- O Estado de S. Paulo
Nos idos do governo Lula já atingido por escândalos de corrupção, mas ainda bem avaliado pela população, o ex-presidente Fernando Henrique fez a seguinte constatação a um grupo que lhe perguntava a razão da passividade popular diante dos desmandos: “Determinadas mudanças na História ocorrem quando, de algum lugar, surge um curto-circuito e as coisas começam a explodir onde antes reinava a calmaria”.
À ocorrência desse colapso, cujo marco localiza-se nas manifestações de junho de 2013, a maioria da classe política resiste. Uma minoria já compreendeu o que se passa. E é por isso que até agora não foi possível a Câmara incluir na Constituição anistia ao crime do uso de caixa 2 e correlatos. Corrupção e lavagem de dinheiro.
Quem já entendeu do que se trata, protesta. A reação da Rede e do PSOL pôs o assunto em patamar de constrangimento. Institucionalmente poderoso, o presidente da Câmara, Rodrigo Maia, diz que as divergências decorrem da falta de informação. Segundo ele, existe uma “falsa polêmica” pelo fato de que os deputados não podem anistiar “crime inexistente”.
No intuito de mostrar que seus pares estão em consonância com o espírito da proposta apresentada pelo Ministério Público, com o respaldo de dois milhões de assinaturas, argumenta: “Seria mais fácil não votar a proposta do MP, pois tudo continuaria como estava”.

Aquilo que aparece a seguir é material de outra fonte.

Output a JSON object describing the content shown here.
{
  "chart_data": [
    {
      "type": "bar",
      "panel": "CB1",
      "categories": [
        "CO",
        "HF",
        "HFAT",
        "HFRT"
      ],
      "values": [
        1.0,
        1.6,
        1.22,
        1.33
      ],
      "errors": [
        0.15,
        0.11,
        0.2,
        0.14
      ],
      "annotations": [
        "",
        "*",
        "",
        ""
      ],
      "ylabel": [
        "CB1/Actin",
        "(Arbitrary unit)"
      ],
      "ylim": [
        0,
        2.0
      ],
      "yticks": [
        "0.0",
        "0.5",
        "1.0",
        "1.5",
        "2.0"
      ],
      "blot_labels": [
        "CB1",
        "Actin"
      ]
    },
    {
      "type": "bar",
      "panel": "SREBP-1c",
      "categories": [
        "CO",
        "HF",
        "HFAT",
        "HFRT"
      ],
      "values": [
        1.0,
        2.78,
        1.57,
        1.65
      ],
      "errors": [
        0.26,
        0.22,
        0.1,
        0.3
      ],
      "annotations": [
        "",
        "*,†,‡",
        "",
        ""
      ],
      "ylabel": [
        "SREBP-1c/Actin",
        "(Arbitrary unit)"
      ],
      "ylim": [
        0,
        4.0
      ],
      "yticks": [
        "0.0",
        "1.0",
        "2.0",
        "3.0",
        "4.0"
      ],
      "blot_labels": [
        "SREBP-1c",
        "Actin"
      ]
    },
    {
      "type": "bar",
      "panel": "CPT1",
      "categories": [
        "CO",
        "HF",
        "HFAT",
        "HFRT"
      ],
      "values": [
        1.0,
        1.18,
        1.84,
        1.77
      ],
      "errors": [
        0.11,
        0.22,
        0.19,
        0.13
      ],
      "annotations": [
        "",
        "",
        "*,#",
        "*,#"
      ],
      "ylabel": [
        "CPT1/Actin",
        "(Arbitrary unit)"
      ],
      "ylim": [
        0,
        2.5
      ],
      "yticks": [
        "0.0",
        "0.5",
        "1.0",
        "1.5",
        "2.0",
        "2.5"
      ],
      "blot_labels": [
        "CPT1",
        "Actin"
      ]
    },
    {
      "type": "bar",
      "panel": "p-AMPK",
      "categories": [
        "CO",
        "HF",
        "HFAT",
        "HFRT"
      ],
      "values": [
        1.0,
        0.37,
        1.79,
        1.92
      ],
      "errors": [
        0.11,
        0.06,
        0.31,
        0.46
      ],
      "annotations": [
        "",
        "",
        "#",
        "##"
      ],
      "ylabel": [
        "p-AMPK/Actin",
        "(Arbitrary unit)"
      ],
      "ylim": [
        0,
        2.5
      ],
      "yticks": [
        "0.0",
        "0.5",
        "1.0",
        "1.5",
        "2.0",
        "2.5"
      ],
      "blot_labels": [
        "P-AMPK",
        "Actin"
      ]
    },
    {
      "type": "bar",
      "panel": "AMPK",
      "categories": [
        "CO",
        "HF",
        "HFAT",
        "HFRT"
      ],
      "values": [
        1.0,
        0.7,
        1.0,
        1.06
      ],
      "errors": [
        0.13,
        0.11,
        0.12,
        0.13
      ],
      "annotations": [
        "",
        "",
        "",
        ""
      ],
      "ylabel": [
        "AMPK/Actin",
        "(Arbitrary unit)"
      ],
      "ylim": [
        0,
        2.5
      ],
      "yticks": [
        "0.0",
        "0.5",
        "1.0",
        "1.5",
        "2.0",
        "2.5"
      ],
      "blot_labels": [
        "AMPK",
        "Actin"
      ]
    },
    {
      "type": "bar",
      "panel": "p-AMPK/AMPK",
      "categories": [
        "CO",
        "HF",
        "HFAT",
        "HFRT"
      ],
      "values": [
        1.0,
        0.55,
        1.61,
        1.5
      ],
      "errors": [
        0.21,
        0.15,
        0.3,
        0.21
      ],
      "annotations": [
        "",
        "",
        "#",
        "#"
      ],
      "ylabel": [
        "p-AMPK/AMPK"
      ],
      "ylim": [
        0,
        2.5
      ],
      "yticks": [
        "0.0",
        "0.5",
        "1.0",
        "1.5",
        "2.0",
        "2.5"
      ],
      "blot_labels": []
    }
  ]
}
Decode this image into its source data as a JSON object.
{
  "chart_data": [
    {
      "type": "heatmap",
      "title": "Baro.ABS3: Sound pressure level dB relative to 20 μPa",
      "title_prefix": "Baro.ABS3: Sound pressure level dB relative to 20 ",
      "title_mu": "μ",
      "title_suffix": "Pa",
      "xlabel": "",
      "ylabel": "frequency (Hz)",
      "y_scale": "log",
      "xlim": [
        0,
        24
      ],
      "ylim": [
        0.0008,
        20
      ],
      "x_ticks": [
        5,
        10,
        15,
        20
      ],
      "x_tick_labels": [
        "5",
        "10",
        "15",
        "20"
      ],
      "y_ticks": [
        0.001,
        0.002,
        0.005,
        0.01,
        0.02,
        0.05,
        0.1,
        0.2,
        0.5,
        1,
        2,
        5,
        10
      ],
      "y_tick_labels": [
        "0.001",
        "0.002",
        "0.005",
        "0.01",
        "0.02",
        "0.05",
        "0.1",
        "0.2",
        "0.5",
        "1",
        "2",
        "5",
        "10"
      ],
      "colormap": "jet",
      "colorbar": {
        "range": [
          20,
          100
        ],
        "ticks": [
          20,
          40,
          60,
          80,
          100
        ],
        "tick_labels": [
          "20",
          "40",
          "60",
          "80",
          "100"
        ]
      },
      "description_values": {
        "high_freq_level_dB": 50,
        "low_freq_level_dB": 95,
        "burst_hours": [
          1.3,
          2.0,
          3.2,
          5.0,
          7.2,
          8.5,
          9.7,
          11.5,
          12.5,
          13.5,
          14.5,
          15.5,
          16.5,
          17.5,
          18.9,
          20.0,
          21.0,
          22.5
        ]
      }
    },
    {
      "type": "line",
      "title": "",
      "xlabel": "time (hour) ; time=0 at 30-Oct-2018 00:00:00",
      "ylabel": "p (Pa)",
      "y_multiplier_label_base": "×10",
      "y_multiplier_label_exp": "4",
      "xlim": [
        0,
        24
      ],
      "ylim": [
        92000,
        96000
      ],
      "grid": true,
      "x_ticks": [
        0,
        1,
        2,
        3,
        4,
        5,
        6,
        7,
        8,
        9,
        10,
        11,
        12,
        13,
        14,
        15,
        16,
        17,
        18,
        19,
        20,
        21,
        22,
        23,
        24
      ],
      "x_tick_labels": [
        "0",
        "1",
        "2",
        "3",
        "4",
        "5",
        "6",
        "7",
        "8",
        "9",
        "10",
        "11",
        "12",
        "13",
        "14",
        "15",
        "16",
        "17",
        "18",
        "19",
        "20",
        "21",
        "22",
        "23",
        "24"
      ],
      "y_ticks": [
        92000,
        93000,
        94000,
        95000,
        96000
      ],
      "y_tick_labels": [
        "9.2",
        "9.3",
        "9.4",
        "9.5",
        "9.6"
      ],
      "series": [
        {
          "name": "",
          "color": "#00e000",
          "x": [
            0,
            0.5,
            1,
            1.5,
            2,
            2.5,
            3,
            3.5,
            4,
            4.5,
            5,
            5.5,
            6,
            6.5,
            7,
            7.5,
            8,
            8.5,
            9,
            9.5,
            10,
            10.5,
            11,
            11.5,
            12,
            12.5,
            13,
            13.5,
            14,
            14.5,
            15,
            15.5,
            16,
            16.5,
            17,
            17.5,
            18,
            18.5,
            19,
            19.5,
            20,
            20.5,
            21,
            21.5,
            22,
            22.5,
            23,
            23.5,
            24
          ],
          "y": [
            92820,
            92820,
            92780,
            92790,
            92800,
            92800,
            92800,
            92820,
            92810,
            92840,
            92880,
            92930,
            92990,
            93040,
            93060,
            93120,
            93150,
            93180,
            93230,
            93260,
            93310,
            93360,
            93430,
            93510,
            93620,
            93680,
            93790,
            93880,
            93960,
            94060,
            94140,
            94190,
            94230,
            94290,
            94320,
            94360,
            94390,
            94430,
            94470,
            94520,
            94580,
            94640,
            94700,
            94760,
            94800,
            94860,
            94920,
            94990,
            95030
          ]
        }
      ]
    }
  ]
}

Sofisma. Fosse assim, bastaria preservar o texto original. Agravar as penalidades do crime de caixa 2, sem incluir de maneira explícita que os infratores anteriores deveriam ser excluídos da regra posterior. Qualquer juiz lhes daria ganho de causa. A questão é que a ideia de suas excelências tem outro alcance: impedir punições por atos correlatos ao uso de dinheiro ilegal em campanhas eleitorais. Vale dizer, corrupção e lavagem de dinheiro.
É isso que todo mundo entendeu, ao contrário do que ele diz quando alega que a sociedade reage à medida porque está sendo mal informada. Foi-se o tempo em que qualquer justificativa aparentemente lógica servia como versão destinada a dar episódios como encerrados. O desdobramento do caso de Geddel Vieira Lima é típico.
Estava encaminhado para deixar tudo nas mãos da Comissão de Ética Pública, cujo poder de decisão é nenhum. Até que, espertamente, Marcelo Calero foi à Polícia Federal, depôs incluindo os nomes do ministro Eliseu Padilha e do presidente Michel Temer na trama, e a história mudou de patamar.
Temer viu-se obrigado a dar mais explicações e, aí, caiu de vez na armadilha montada por seu ex-ministro da Cultura. No lugar de encerrar a questão advertindo o então secretário-geral da Presidência de que incorria em tráfico de influência ao pedir ao colega que interferisse na decisão de uma instância pública em favor de um interesse particular, Temer tentou contemporizar.
Saiu do trilho quando sugeriu que os ministros se “entendessem” e que o caso fosse entregue ao arbítrio da Advocacia-Geral da União, quando já estava nas jurisdições competentes: o Patrimônio Histórico, que vetara a construção de um edifício onde Geddel comprara um apartamento, e a Justiça, que decidiria sobre o embargo da obra próxima à área tombada em Salvador.
Gravidade relativa diante de corrupção escancarada que sustentou de modo implícito o impeachment de Dilma Rousseff, ocorrido de maneira explícita por crime de responsabilidade na condução da economia? Sim, mas em decorrência do curto-circuito que levou ao despertar ético da sociedade, igualmente insustentável.
Um País que reelegeu Lula a despeito dos fatos revelados no escândalo do mensalão, deu a ele o aval de eleger e reeleger uma inepta, dava a impressão de tolerância (para não dizer ignorância) eterna. O bom senso prevaleceu e a paciência se esgotou.